Segmentation fault with non-moving GC and unordered-containers-0.19
TLDR
Using unordered-containers-0.19
with the non-moving GC triggers segmentation faults on GHC 9.4.7.
But they don't trigger with unordered-containers-0.18
.
Summary
Back when we updated to GHC 9.2.4 earlier this year, we started running into segmentation faults with the non-moving GC. Around the same time #22264 was reported, which we were confident was the same issue as what we were facing.
While waiting for a proper fix, we realized that the issue went away when we downgraded unordered-containers
to 0.18.
When @bgamari's fixes for #22264 were merged we assumed this had been solved.
I read through the patches and the changes in unordered-containers and assumed the problematic bit was: https://github.com/haskell-unordered-containers/unordered-containers/commit/b73381e434d23016e9fca1d2ac719ab48d6a0437
This patch introduced a usage of shrinkSmallMutableArray#
, and the fix mentioned it.
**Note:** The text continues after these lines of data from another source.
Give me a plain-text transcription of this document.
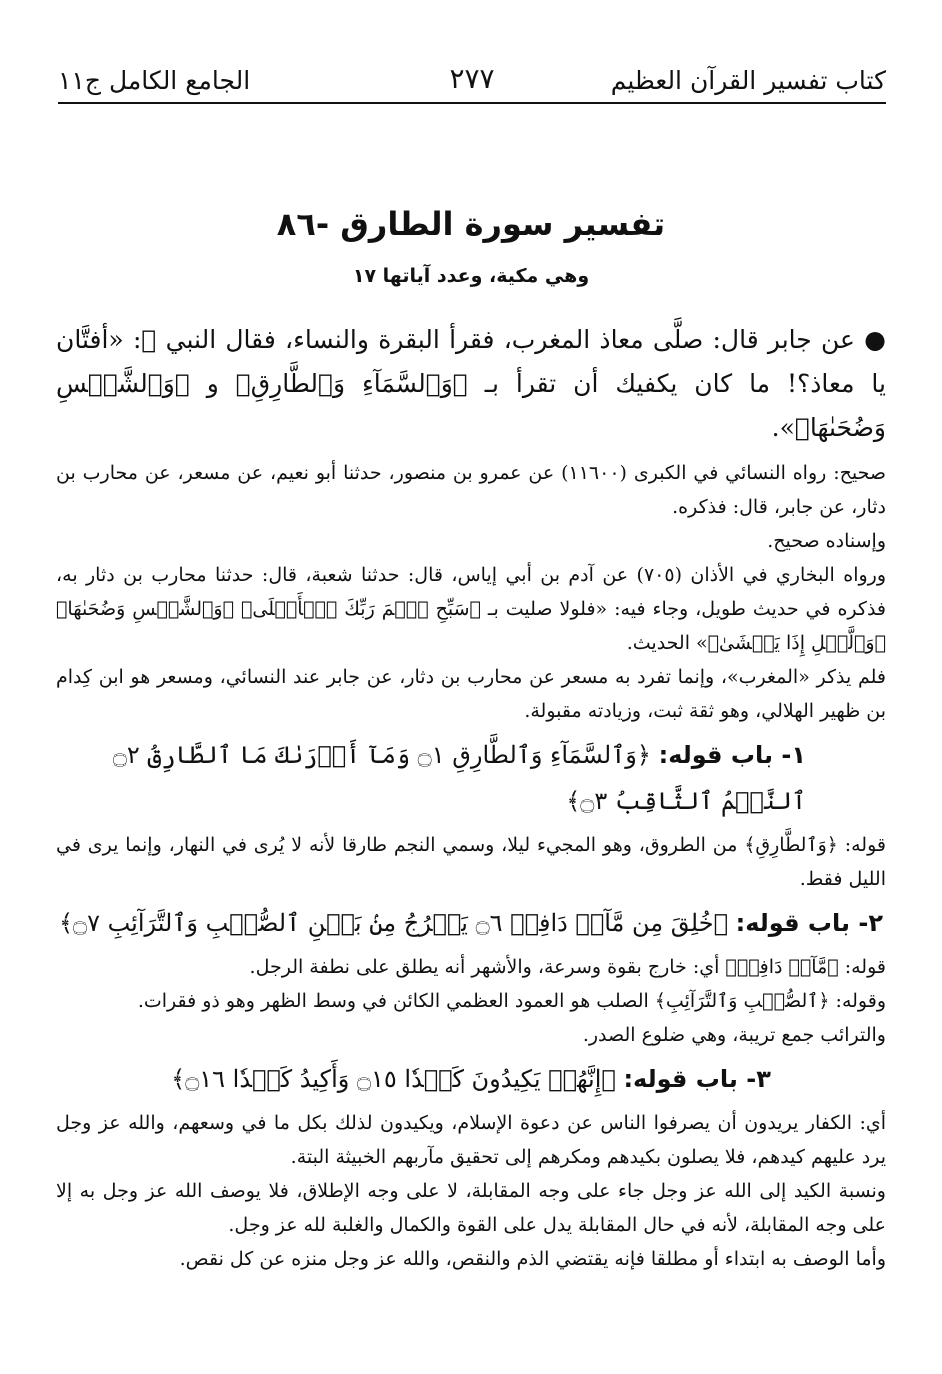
كتاب تفسير القرآن العظيم
٢٧٧
الجامع الكامل ج١١
تفسير سورة الطارق -٨٦
وهي مكية، وعدد آياتها ١٧

● عن جابر قال: صلَّى معاذ المغرب، فقرأ البقرة والنساء، فقال النبي ﷺ: «أفتَّان يا معاذ؟! ما كان يكفيك أن تقرأ بـ ﴿وَٱلسَّمَآءِ وَٱلطَّارِقِ﴾ و ﴿وَٱلشَّمۡسِ وَضُحَىٰهَا﴾».

صحيح: رواه النسائي في الكبرى (١١٦٠٠) عن عمرو بن منصور، حدثنا أبو نعيم، عن مسعر، عن محارب بن دثار، عن جابر، قال: فذكره.

وإسناده صحيح.

ورواه البخاري في الأذان (٧٠٥) عن آدم بن أبي إياس، قال: حدثنا شعبة، قال: حدثنا محارب بن دثار به، فذكره في حديث طويل، وجاء فيه: «فلولا صليت بـ ﴿سَبِّحِ ٱسۡمَ رَبِّكَ ٱلۡأَعۡلَى﴾ ﴿وَٱلشَّمۡسِ وَضُحَىٰهَا﴾ ﴿وَٱلَّيۡلِ إِذَا يَغۡشَىٰ﴾» الحديث.

فلم يذكر «المغرب»، وإنما تفرد به مسعر عن محارب بن دثار، عن جابر عند النسائي، ومسعر هو ابن كِدام بن ظهير الهلالي، وهو ثقة ثبت، وزيادته مقبولة.

١- باب قوله: ﴿وَٱلسَّمَآءِ وَٱلطَّارِقِ ۝١ وَمَآ أَدۡرَىٰكَ مَا ٱلطَّارِقُ ۝٢ ٱلنَّجۡمُ ٱلثَّاقِبُ ۝٣﴾

قوله: ﴿وَٱلطَّارِقِ﴾ من الطروق، وهو المجيء ليلا، وسمي النجم طارقا لأنه لا يُرى في النهار، وإنما يرى في الليل فقط.

٢- باب قوله: ﴿خُلِقَ مِن مَّآءٖ دَافِقٖ ۝٦ يَخۡرُجُ مِنۢ بَيۡنِ ٱلصُّلۡبِ وَٱلتَّرَآئِبِ ۝٧﴾

قوله: ﴿مَّآءٖ دَافِقٖ﴾ أي: خارج بقوة وسرعة، والأشهر أنه يطلق على نطفة الرجل.

وقوله: ﴿ٱلصُّلۡبِ وَٱلتَّرَآئِبِ﴾ الصلب هو العمود العظمي الكائن في وسط الظهر وهو ذو فقرات.

والترائب جمع تريبة، وهي ضلوع الصدر.

٣- باب قوله: ﴿إِنَّهُمۡ يَكِيدُونَ كَيۡدٗا ۝١٥ وَأَكِيدُ كَيۡدٗا ۝١٦﴾

أي: الكفار يريدون أن يصرفوا الناس عن دعوة الإسلام، ويكيدون لذلك بكل ما في وسعهم، والله عز وجل يرد عليهم كيدهم، فلا يصلون بكيدهم ومكرهم إلى تحقيق مآربهم الخبيثة البتة.

ونسبة الكيد إلى الله عز وجل جاء على وجه المقابلة، لا على وجه الإطلاق، فلا يوصف الله عز وجل به إلا على وجه المقابلة، لأنه في حال المقابلة يدل على القوة والكمال والغلبة لله عز وجل.

وأما الوصف به ابتداء أو مطلقا فإنه يقتضي الذم والنقص، والله عز وجل منزه عن كل نقص.
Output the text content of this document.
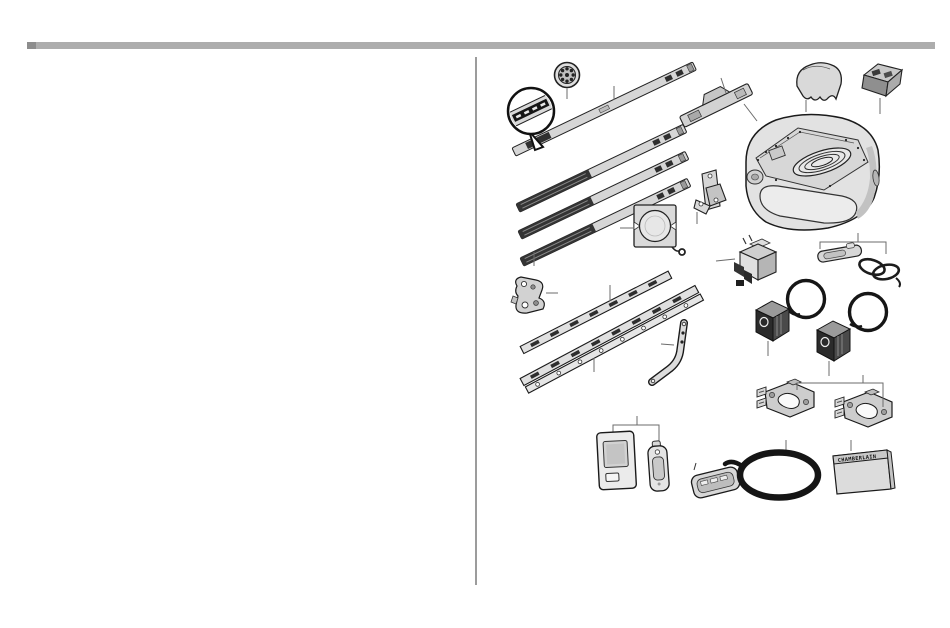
CHAMBERLAIN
So, I tried to patch unordered-containers
to not call this primop.
This workaround didn't fix the issue, but I didn't think much of it at the time, since we had a different easy workaround in the form of just keeping the old version.
When we upgraded to GHC 9.2.5, we didn't upgrade unordered-containers
, so, since then we've still been on 0.18
.
We have since upgraded to GHC 9.4.7, which is the version we currently use.
Recently I decided to upgrade unordered-containers
to 0.19.1
, thinking the issue resolved. But this led to segmentation faults. Reverting the version bump made them go away.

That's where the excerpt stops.